Des fonctionnaires de la Seine-Maritime et de l’Allier, spécialistes en voiries et aménagements routiers ont ensuite exposés un nouveau dispositif « fusible », également nommés « support fragilisés ». Il s’agit d’un système permettant à un poteau de se coucher à la suite d’un choc avec un véhicule (VL ou PL) sans générer de sur-accident (longues explications sur les angles d’impact). Le système est déjà utilisé dans les pays scandinaves, mais pas encore chez nous en raison de l’absence légale d’homologation. Néanmoins, les techniciens du 76 et du 03 sont déjà en train de les concevoir, de les faire tester, voire même d’en installer. Et la sécurité des motards, dans tout ça ? Et bien les spécialistes des infrastructures routières nous ont répondu que l’utilisation de ces « dispositifs fusibles » permettent de se passer des glissières de sécurité, sachant que la première fonction de ces glissières que nous dénonçons depuis des décennies consiste justement à éviter que des véhicules (toujours non moto) n’aillent s’enrouler autour de ces poteaux… Mouais…

ffmc_barriere.jpg Nous avons repris la main pour dénoncer l’insuffisance des écrans de protection (doublement des rails) sur l’ensemble du réseau routier. Un représentant du syndicat des équipements de la route à précisé que sur 12 000 km de routes nationales « non concédés » (c’est-à-dire non passées sous la responsabilité des conseil généraux), le doublement des rails ne concerne que 475 km du réseau. Nous avons aussi déploré la prolifération des poteaux en tous genres au bord des routes. Là-dessus, les fonctionnaires chargés des aménagements routiers dénoncent « le sandwich réglementaire » qui permet aux différents services administratifs de « marquer leur territoire en implantant leurs propres équipements ». Puis, nous avons discuté des notions de « partage de la route » en revenant sur le problème de la circulation inter-files, insistant sur les nuances entre « circuler à vitesse raisonnable entre les files » des voiries type « rapides » inter-urbaines quand elles sont congestionnées et « remonter des files » en ville dans le cas d’une circulation arrêtée. La question de « la tolérance » sur cette pratique est donc revenue à l’ordre du jour, ce qui a permis à la FFMC de préciser qu’il ne s’agissait plus de discuter d’une tolérance, mais bien de réfléchir à l’aménagement et à l’évolution du Code de la route.

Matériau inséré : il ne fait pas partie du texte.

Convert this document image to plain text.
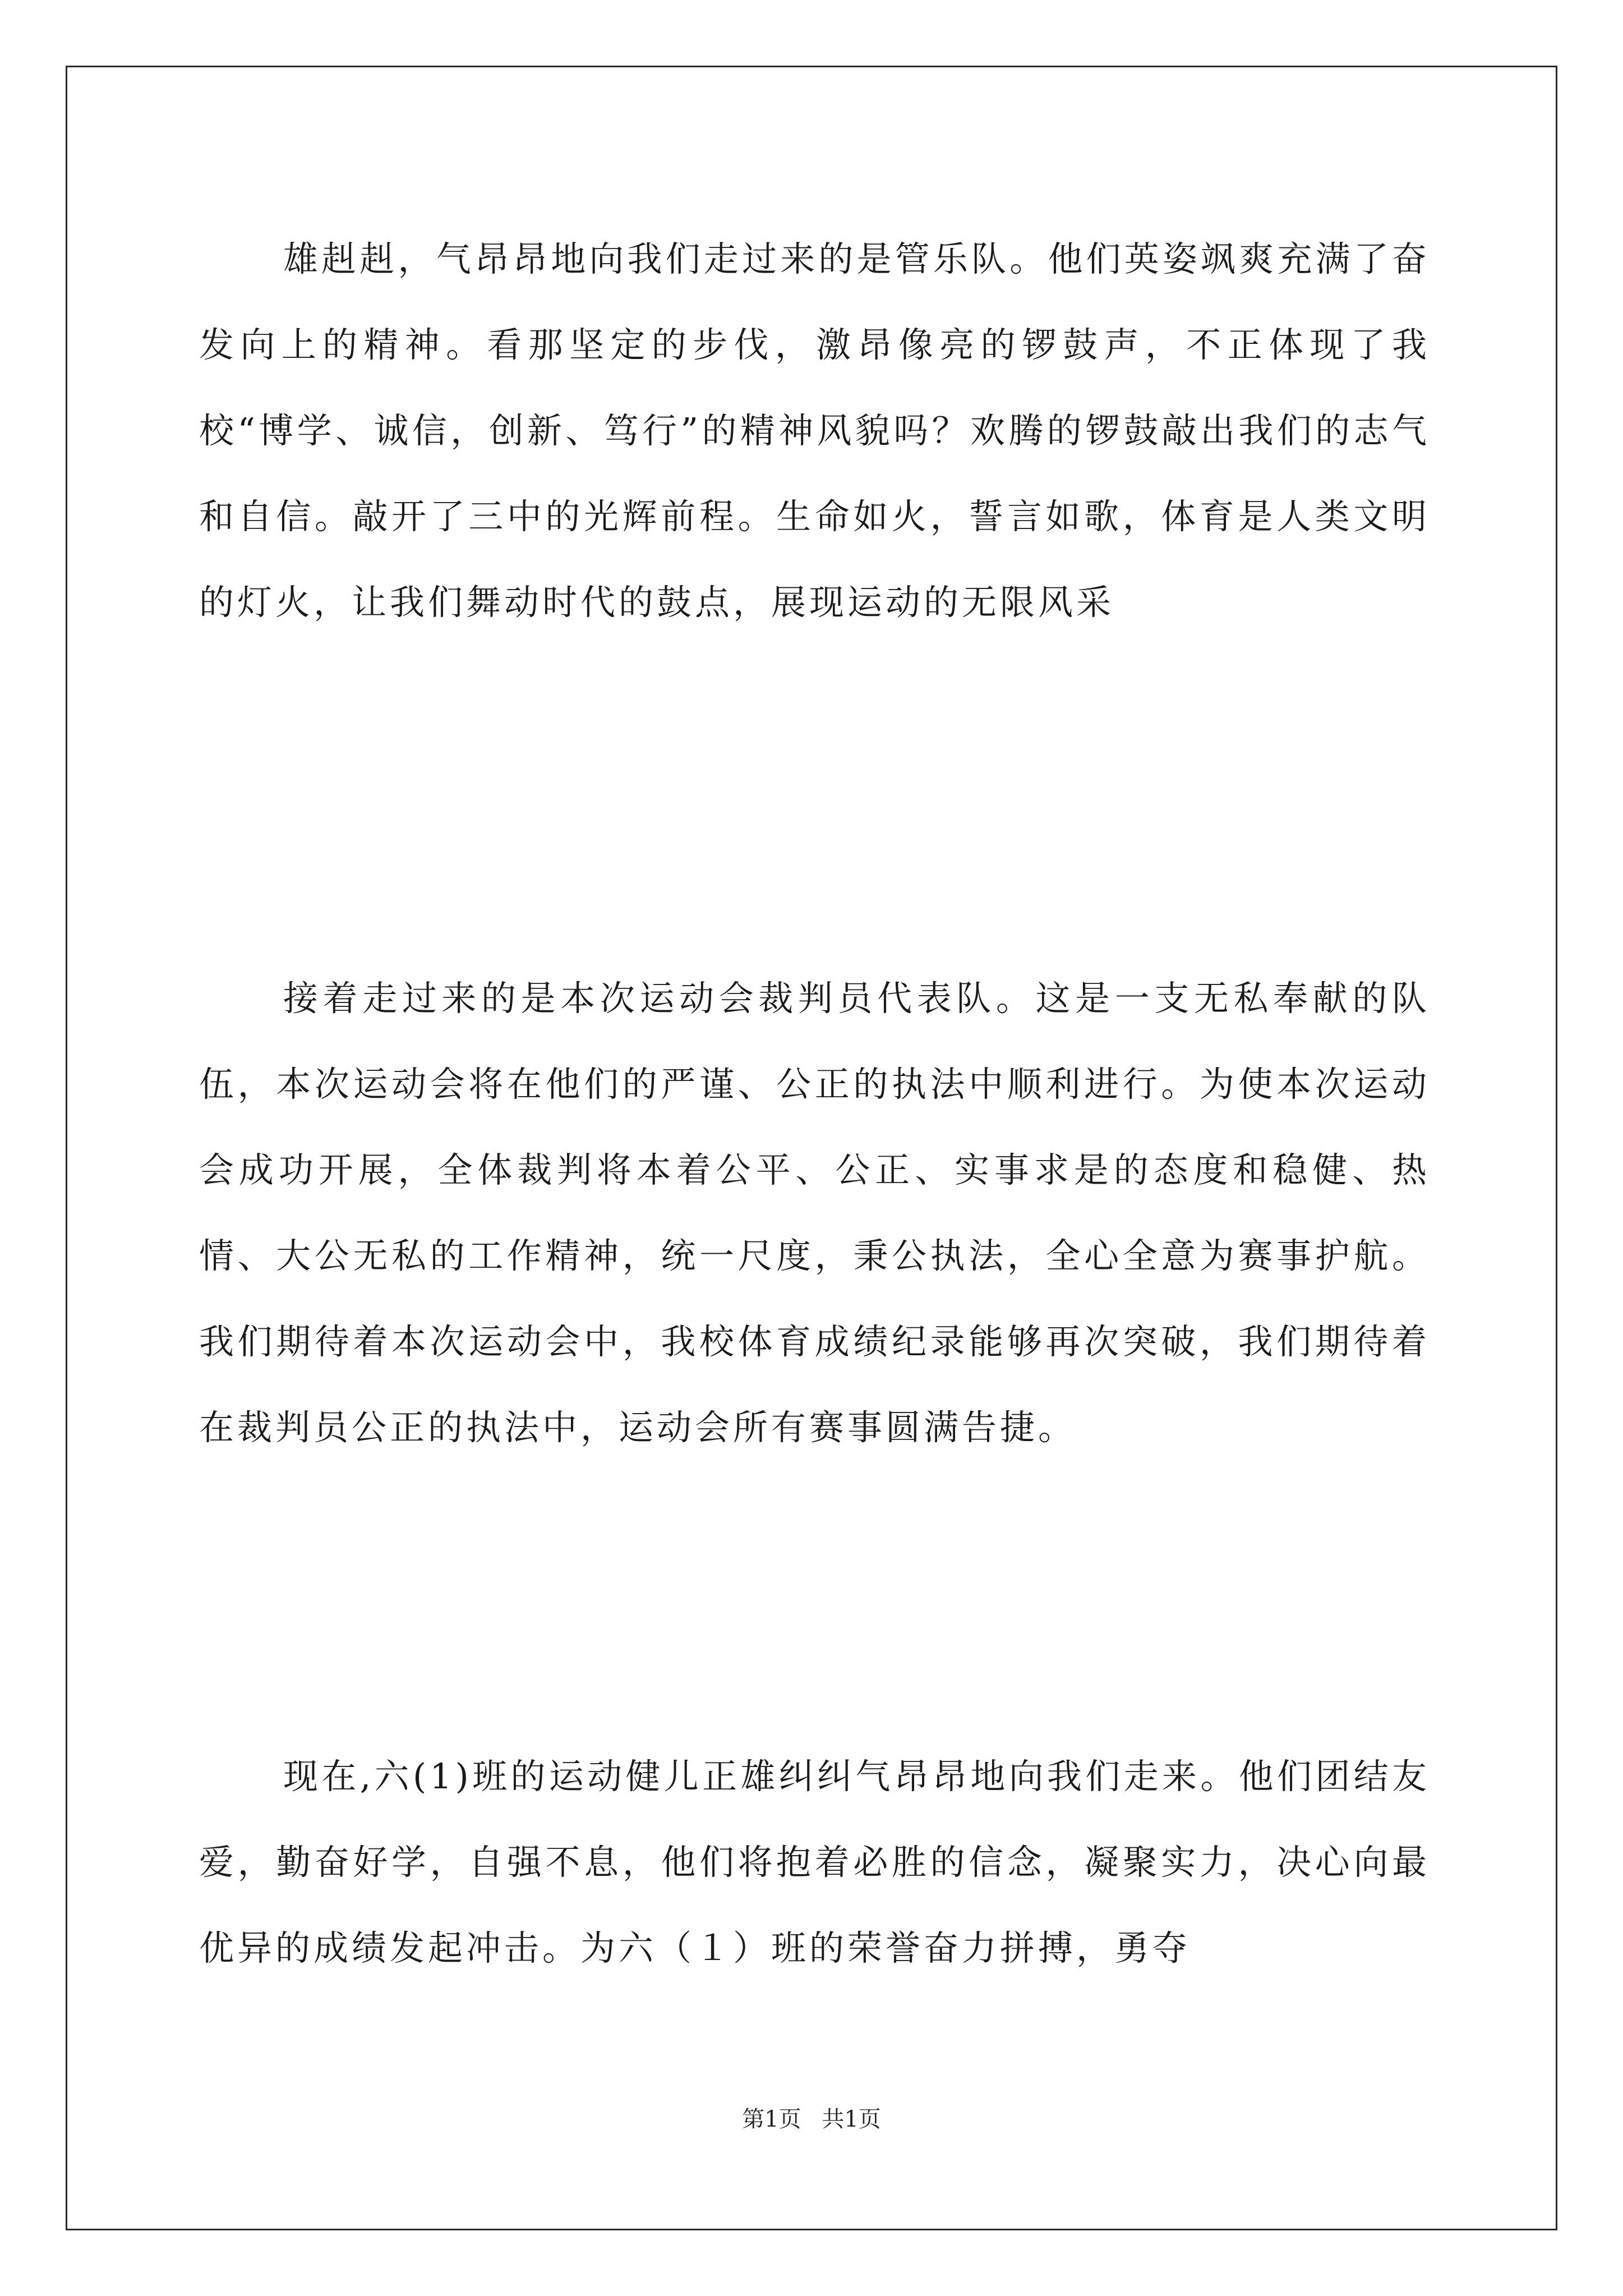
雄赳赳，气昂昂地向我们走过来的是管乐队。他们英姿飒爽充满了奋发向上的精神。看那坚定的步伐，激昂像亮的锣鼓声，不正体现了我校“博学、诚信，创新、笃行”的精神风貌吗？欢腾的锣鼓敲出我们的志气和自信。敲开了三中的光辉前程。生命如火，誓言如歌，体育是人类文明的灯火，让我们舞动时代的鼓点，展现运动的无限风采

接着走过来的是本次运动会裁判员代表队。这是一支无私奉献的队伍，本次运动会将在他们的严谨、公正的执法中顺利进行。为使本次运动会成功开展，全体裁判将本着公平、公正、实事求是的态度和稳健、热情、大公无私的工作精神，统一尺度，秉公执法，全心全意为赛事护航。我们期待着本次运动会中，我校体育成绩纪录能够再次突破，我们期待着在裁判员公正的执法中，运动会所有赛事圆满告捷。

现在,六(1)班的运动健儿正雄纠纠气昂昂地向我们走来。他们团结友爱，勤奋好学，自强不息，他们将抱着必胜的信念，凝聚实力，决心向最优异的成绩发起冲击。为六（１）班的荣誉奋力拼搏，勇夺

第1页 共1页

La prochaine réunion du groupe « infrastructures et partage de la route » se réunira le 1er octobre et portera sur les règles de circulation (notamment circulation interfiles).




Etaient présents : FFMC, FFM, AMDM, GEMA, Axa-Club 14, FNCRM (Fédération nationale du commerce et de la réparation du cycle et motocycle, La Prévention routière, Setra, Certu (Centre d’études réseaux transports urbanisme) CETE (Centre d’études techniques de l’Equipement) de Lyon et de l’Allier et de la Seine-Maritime, le Syndicat des équipement de la route, Préfecture de police (Paris), La Prévention Routière, CG 92, CG 03, la Ville de Paris, Société française des autoroute, ministère de l’Ecologie et de l’aménagement du territoire, DSCR.